In concept, Agile adoption may lead to greater velocity; however, it is noteworthy that the word "velocity" appears nowhere in the agile manifesto.  There are also 12 principles that the Agile Alliance adopted and  "velocity" is not found amongst those principles.  The principle that most closely suggests anything that may be interpreted as "velocity" is the following principle:

Simplicity--the art maximizing the amount
of work not done--is essential.

This notion of simplicity is anything but simple.  There is tremendous art in simplicity. By analogy, simplicity cannot be achieved by simply speeding up a conveyor belt.  Each of the tooling stations in the assembly line must be capable of adapting to the underlying velocity.  Perhaps we can eliminate or combine assembly operations to improve the efficiency of the product assembly?  In some cases this is feasible, but in software engineering, removing steps from the process can be catastrophic.

There is an underlying premise that much of the assembly-line process can be automated to ensure that the software is produced more efficiently and that less work is done to achieve quality software.  But will this result in greater velocity, and is that velocity improvement quantifiable?  This is an important question!  

Thus the dichotomy between Executives or managers and software engineers may persist for a very long time, thus undermining the agile adoption.  This dichotomy is insidious and even dangerous to the adoption of agile. In fact, all of the questions that surround agile adoption must be vetted within the teams within an organization that have decided to adopt agile.  We must ask the following questions as well:

1) What operational processes within our organization tend to derail agile adoption?

2) What organizations have successfully adopted agile and what choices helped  in their adoption?

Finally, we need to consider this question: 

Does agile actually produce velocity, or higher quality software or both or neither? 

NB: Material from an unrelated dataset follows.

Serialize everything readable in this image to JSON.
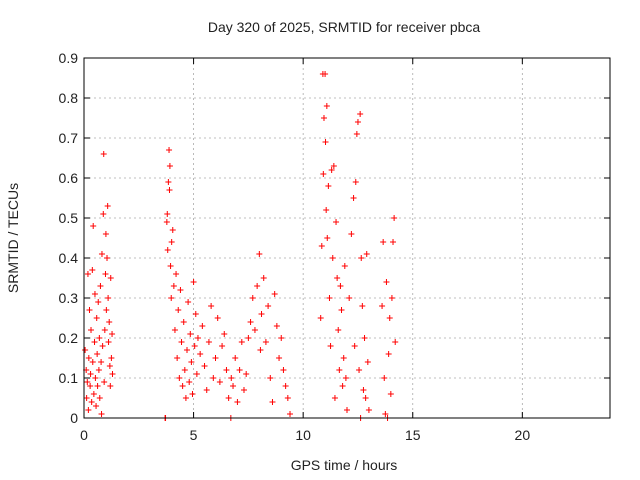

If it doesn't produce velocity, is there still a value proposition for agile adoption? If it doesn't produce higher quality software is there still a value proposition for agile adoption? If this analysis appears as syllogism, it is not trivial or wasteful.  Agile adoption must be done with stated objectives and the adoption must adhere to the identified set of objectives.  Otherwise, what priorities shall we use to guide us in determining how exactly to maximize the work not done? A bottom-line question is: How can we measure if agile adoption is successful? Only if we have a specific criteria for success can we tune agile adoption to meet the success criteria.